Apparently what the centurion saw made a huge impression on him and the other soldiers under him. The differences were significant:
(a) the demeanor of Jesus,
(b) the words of Jesus,
(c) the darkness, so unusual, from noonday to mid-afternoon, and
(d) the earthquake: was it a sign of God’s anger?
According to Luke these men had begun by joining in the general mockery of the suffering ‘criminals’, but now they feared exceedingly and declared that this man was surely innocent.
And finally — “Truly this man was the Son of God.” How could the centurion have understood this? Presumably, he was on duty when the priests shouted at Pilate: “He ought to die, because he made himself the Son of God.” And then too he would have heard Jesus cry from the cross, “Father, forgive them, for they know not what they do.”
Later, the centurion and his soldiers might have been delegated to guard the tomb of Jesus. If this were the case, they would surely have been in the best position to know the truth about the resurrection. But even if the centurion was not part of that detail, he might easily have heard something of the fragmentary story from those who were there: that is, they were not sleeping; the angel rolled away the stone; and the body was no longer there in the tomb they had been guarding.
So what else could it be but that his Father had raised him from the dead?
Was it a coincidence that the first Gentile to accept the truth and respond by baptism into Christ was a centurion — Cornelius — along with his family?
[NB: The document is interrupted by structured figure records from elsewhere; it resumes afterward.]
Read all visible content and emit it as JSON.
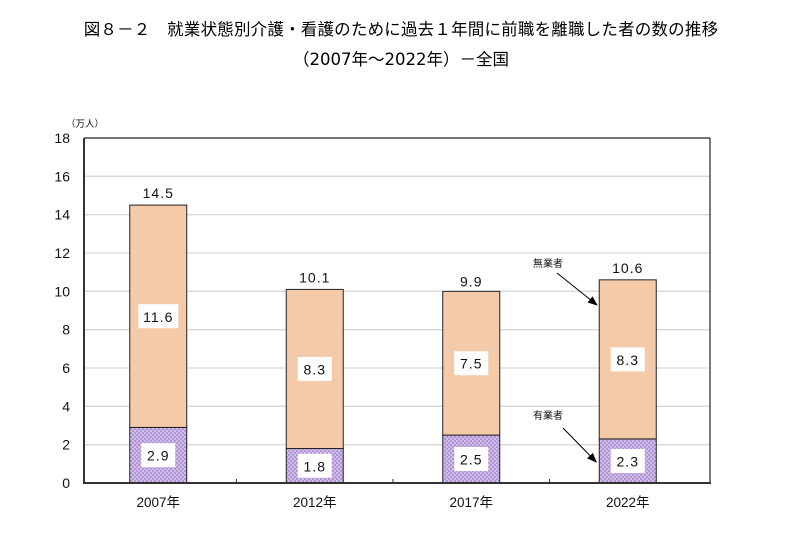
{
  "title": {
    "line1": "図８－２　就業状態別介護・看護のために過去１年間に前職を離職した者の数の推移",
    "line2": "（2007年～2022年）－全国"
  },
  "chart_data": {
    "type": "bar",
    "stacked": true,
    "title": "図８－２　就業状態別介護・看護のために過去１年間に前職を離職した者の数の推移（2007年～2022年）－全国",
    "xlabel": "",
    "ylabel": "（万人）",
    "ylim": [
      0,
      18
    ],
    "yticks": [
      0,
      2,
      4,
      6,
      8,
      10,
      12,
      14,
      16,
      18
    ],
    "grid": true,
    "categories": [
      "2007年",
      "2012年",
      "2017年",
      "2022年"
    ],
    "series": [
      {
        "name": "有業者",
        "values": [
          2.9,
          1.8,
          2.5,
          2.3
        ],
        "labels": [
          "2.9",
          "1.8",
          "2.5",
          "2.3"
        ],
        "color": "#b49ad8",
        "pattern": "dotted"
      },
      {
        "name": "無業者",
        "values": [
          11.6,
          8.3,
          7.5,
          8.3
        ],
        "labels": [
          "11.6",
          "8.3",
          "7.5",
          "8.3"
        ],
        "color": "#f5caa9"
      }
    ],
    "totals": [
      14.5,
      10.1,
      9.9,
      10.6
    ],
    "total_labels": [
      "14.5",
      "10.1",
      "9.9",
      "10.6"
    ],
    "annotations": [
      {
        "text": "無業者",
        "target_series": "無業者",
        "target_category": "2022年"
      },
      {
        "text": "有業者",
        "target_series": "有業者",
        "target_category": "2022年"
      }
    ]
  }
}
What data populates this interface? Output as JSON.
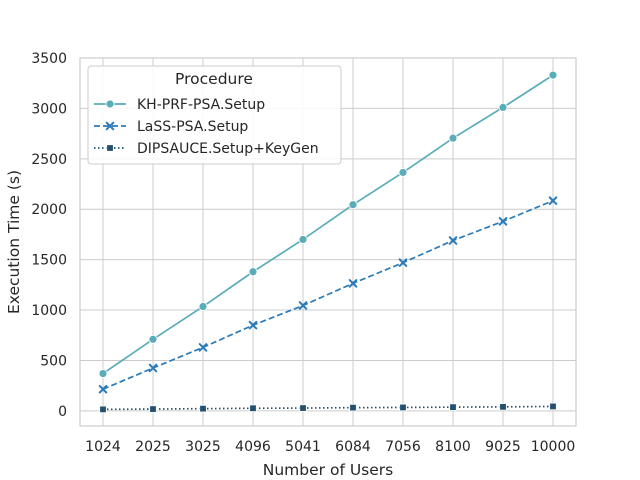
{
  "chart_data": {
    "type": "line",
    "xlabel": "Number of Users",
    "ylabel": "Execution Time (s)",
    "categories": [
      "1024",
      "2025",
      "3025",
      "4096",
      "5041",
      "6084",
      "7056",
      "8100",
      "9025",
      "10000"
    ],
    "x": [
      1024,
      2025,
      3025,
      4096,
      5041,
      6084,
      7056,
      8100,
      9025,
      10000
    ],
    "ylim": [
      -150,
      3500
    ],
    "yticks": [
      0,
      500,
      1000,
      1500,
      2000,
      2500,
      3000,
      3500
    ],
    "grid": true,
    "legend": {
      "title": "Procedure",
      "placement": "top-left"
    },
    "series": [
      {
        "name": "KH-PRF-PSA.Setup",
        "color": "#5aadb8",
        "marker": "circle",
        "linestyle": "solid",
        "values": [
          370,
          710,
          1035,
          1380,
          1700,
          2045,
          2365,
          2705,
          3010,
          3330
        ]
      },
      {
        "name": "LaSS-PSA.Setup",
        "color": "#2b7bb9",
        "marker": "x",
        "linestyle": "dashed",
        "values": [
          215,
          425,
          630,
          850,
          1045,
          1265,
          1470,
          1690,
          1880,
          2085
        ]
      },
      {
        "name": "DIPSAUCE.Setup+KeyGen",
        "color": "#22506e",
        "marker": "square",
        "linestyle": "dotted",
        "values": [
          15,
          18,
          22,
          26,
          28,
          32,
          34,
          37,
          40,
          44
        ]
      }
    ]
  }
}
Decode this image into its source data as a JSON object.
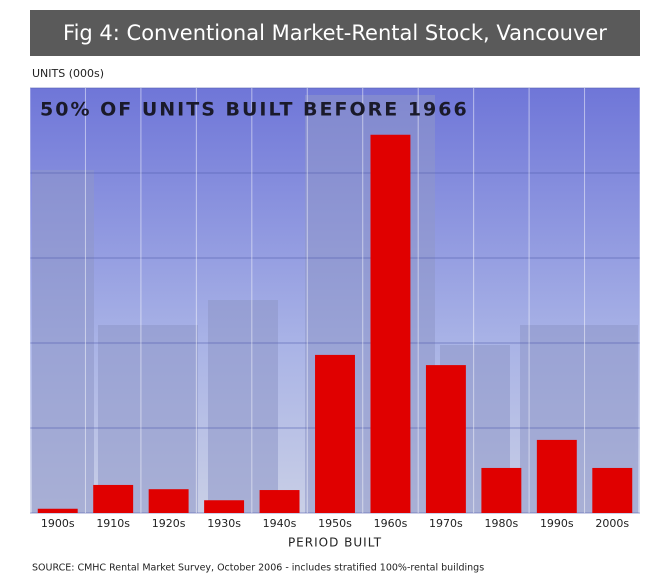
{
  "chart_data": {
    "type": "bar",
    "title": "Fig 4:  Conventional Market-Rental Stock, Vancouver",
    "y_label": "UNITS (000s)",
    "annotation": "50% OF UNITS BUILT BEFORE 1966",
    "x_label": "PERIOD BUILT",
    "source": "SOURCE: CMHC Rental Market Survey, October 2006 - includes stratified 100%-rental buildings",
    "categories": [
      "1900s",
      "1910s",
      "1920s",
      "1930s",
      "1940s",
      "1950s",
      "1960s",
      "1970s",
      "1980s",
      "1990s",
      "2000s"
    ],
    "values": [
      0.05,
      0.33,
      0.28,
      0.15,
      0.27,
      1.86,
      4.45,
      1.74,
      0.53,
      0.86,
      0.53
    ],
    "color": "#e00000",
    "ylim": [
      0,
      5
    ],
    "yticks": [
      0,
      1,
      2,
      3,
      4,
      5
    ],
    "grid": true
  }
}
There is no specific evidence that directly links the centurion in Mark 15 with Cornelius, except their occupation and their faith, but it is surely a possibility.
But back to the main point here: given the circumstances we know, as well as what we can surmise, the centurion who presided at Jesus’ crucifixion might well have been another unlikely convert. If this man did soon become a Christian, it was in large part due to the amazing strength of character and godliness of our Lord Jesus as he hung dying on the cross.